Women with breast cancer call for life-extending drugs funding in New Zealand

Women with advanced breast cancer are marching on Parliament to demand access to life-extending drugs. 

Support group Metavivors, which advocates for better treatment and care for people with advanced breast cancer, says many people cannot afford medicines Ibrance and Kadcyla. 

Ibrance (chemical name palbociclib), for example, is used to treat advanced breast cancer. The Ibrance petition has more than 29,000 signatures and has been steadily gaining support, a statement by Metavivors says. 

Women in New Zealand are paying more than $5500 a month to fund the drug themselves in a desperate bid for more time with their families and in their communities. 

The petition calls on the Minister for Health David Clark and the Government's drug-buying agency Pharmac to work with the petition signatories to fund the medicine. 

The Kadcyla petition has more than1500 signatories. It is available in New Zealand and Medsafe registered but is not yet publicly funded in the country, although it has been funded in Australia since 2015.

Breast Cancer Aotearoa Coalition Chair Libby Burgess says women throughout New Zealand with advanced breast cancer are raising their voices and demanding to be heard.

"It's tragic that our vulnerable women have to march on Parliament to call for access to treatments that they would get as a matter of course in other developed countries," she says. 

"Recent research has shown that New Zealand women with this form of cancer receive fewer medicines that those in Australia, Canada and the UK, and that their lives are shortened on average to 16 months compared to two or three years overseas."
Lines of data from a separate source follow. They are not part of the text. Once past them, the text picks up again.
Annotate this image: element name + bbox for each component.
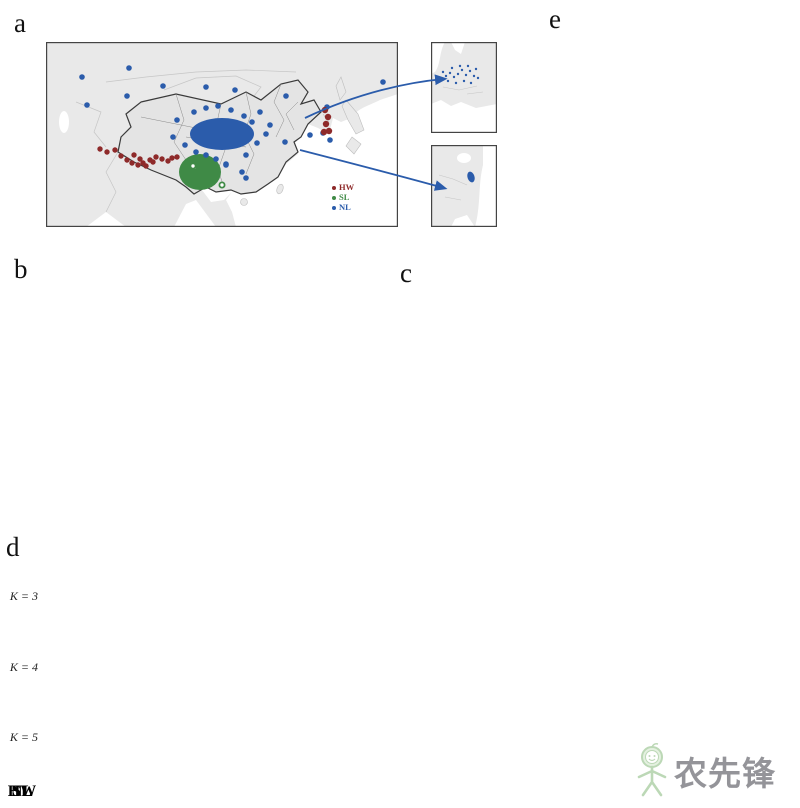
hw-dot-icon <box>332 185 336 190</box>
legend-label-sl: SL <box>339 192 350 202</box>
sl-dot-icon <box>332 195 336 200</box>
pca-scatter-plot <box>400 262 700 514</box>
sl-sampling-sites <box>179 154 226 190</box>
k3-label: K = 3 <box>9 589 38 603</box>
europe-inset-map <box>431 42 497 133</box>
panel-c-letter: c <box>400 258 412 288</box>
panel-b-letter: b <box>14 254 28 284</box>
species-cladogram <box>545 12 800 250</box>
map-legend: HW SL NL <box>332 183 354 213</box>
legend-item-sl: SL <box>332 193 354 202</box>
north-america-inset-map <box>431 145 497 227</box>
population-label-nl: NL <box>10 783 34 800</box>
legend-item-hw: HW <box>332 183 354 192</box>
legend-item-nl: NL <box>332 203 354 212</box>
legend-label-hw: HW <box>339 182 355 192</box>
unrooted-phylogenetic-tree <box>12 258 402 520</box>
admixture-structure-plot <box>38 565 764 780</box>
nl-sampling-sites <box>79 65 386 181</box>
k5-label: K = 5 <box>9 730 38 744</box>
legend-label-nl: NL <box>339 202 351 212</box>
panel-d-letter: d <box>6 532 20 562</box>
panel-e-letter: e <box>549 4 561 34</box>
population-label-hw: HW <box>7 783 37 800</box>
panel-a-letter: a <box>14 8 26 38</box>
nl-dot-icon <box>332 205 336 210</box>
k4-label: K = 4 <box>9 660 38 674</box>
population-label-sl: SL <box>12 783 32 800</box>
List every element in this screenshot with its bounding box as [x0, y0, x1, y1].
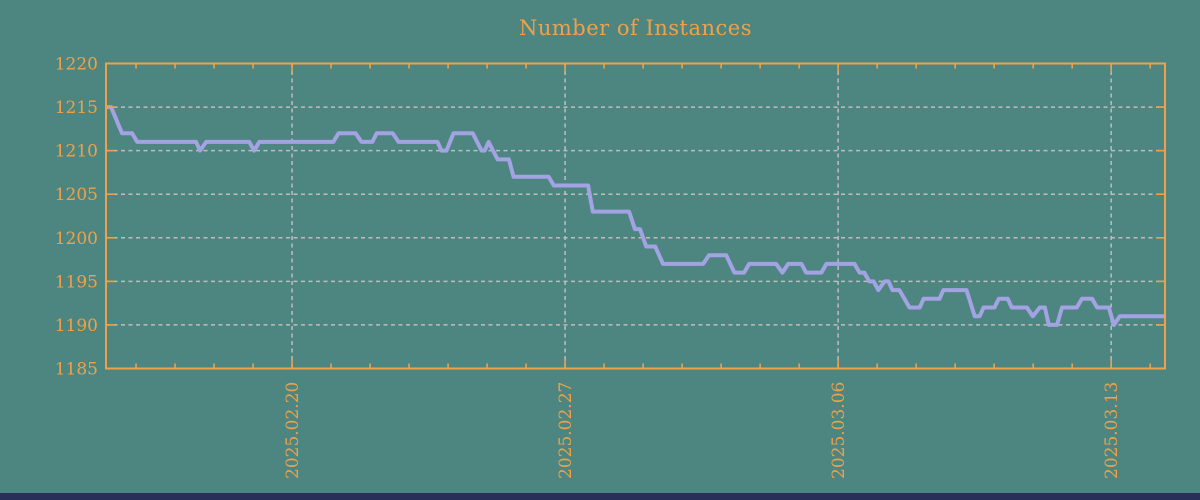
chart-title: Number of Instances [518, 16, 753, 40]
y-tick-label: 1200 [55, 229, 98, 249]
y-tick-label: 1185 [55, 360, 98, 380]
bottom-bar [0, 493, 1200, 500]
x-tick-label: 2025.02.27 [556, 382, 576, 479]
y-tick-label: 1195 [55, 272, 98, 292]
y-tick-label: 1205 [55, 185, 98, 205]
y-tick-label: 1220 [55, 55, 98, 75]
y-tick-label: 1190 [55, 316, 98, 336]
y-tick-label: 1215 [55, 98, 98, 118]
plot-border [105, 62, 1166, 370]
y-tick-label: 1210 [55, 142, 98, 162]
x-tick-label: 2025.03.13 [1102, 382, 1122, 479]
x-tick-label: 2025.02.20 [283, 382, 303, 479]
data-series-line [106, 105, 1165, 327]
x-tick-label: 2025.03.06 [829, 382, 849, 479]
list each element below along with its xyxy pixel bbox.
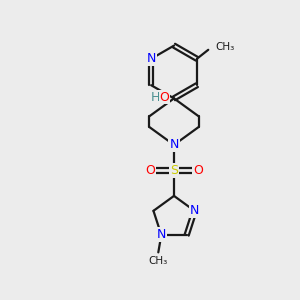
Text: N: N <box>157 229 166 242</box>
Text: H: H <box>151 91 160 104</box>
Text: CH₃: CH₃ <box>149 256 168 266</box>
Text: N: N <box>190 204 199 217</box>
Text: O: O <box>160 91 169 104</box>
Text: CH₃: CH₃ <box>216 42 235 52</box>
Text: N: N <box>146 52 156 65</box>
Text: O: O <box>145 164 155 177</box>
Text: O: O <box>193 164 203 177</box>
Text: S: S <box>170 164 178 177</box>
Text: N: N <box>169 138 179 152</box>
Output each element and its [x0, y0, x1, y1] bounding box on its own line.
March organiser Wiki Mulholland spoke to The AM Show in August about her own experience with breast cancer. The Kiwi mother has pleaded with MPs and Pharmac to fund expensive drugs to prolong life for patients.  

Ms Mulholland's cancer spread across her body before she was able to have a mastectomy after she was diagnosed with breast cancer. It had quickly spread to her spine, her sternum and the base of her skull, she told The AM Show. 

She started taking tamoxifen, which tackles hormone-based cancer by preventing the production of oestrogen and breast growth. But the cancer kept spreading and she soon discovered cancer in her lungs as well, which propelled her to stage four cancer patient status. 

Ms Mulholland told The AM Show she requires Ibrnace. But with the treatment being unfunded in New Zealand, Ms Mulholland had to undergo chemotherapy which gave her and her husband some time to fundraise for the $6000 a month drug. 

The drugs can add two years onto breast cancer sufferers' lives, she says, telling Newshub: "For me, getting an extra two years of life would mean I'm able to see my children finish school and be able to spend more time with my husband and wider whanau."

Petition organiser Terre Nicholson says Ibrance and Kadcyla (also known as T-DM1 or trastuzumab emtansine) are hailed as game changers for women with advanced breast cancer and can extend lives by years.

"Two years may not sound like much. But it's literally a lifetime for us. We all have very important reasons to want extra time - time to spend with our family and other loved-ones. For mothers, it can mean helping children adapt and cope or that their toddlers will be old enough to remember them."

More than 100 women and supporters are expected to march on Parliament on Tuesday. For many of them it will take a lot of energy. 

The march is expected to start at around 1pm.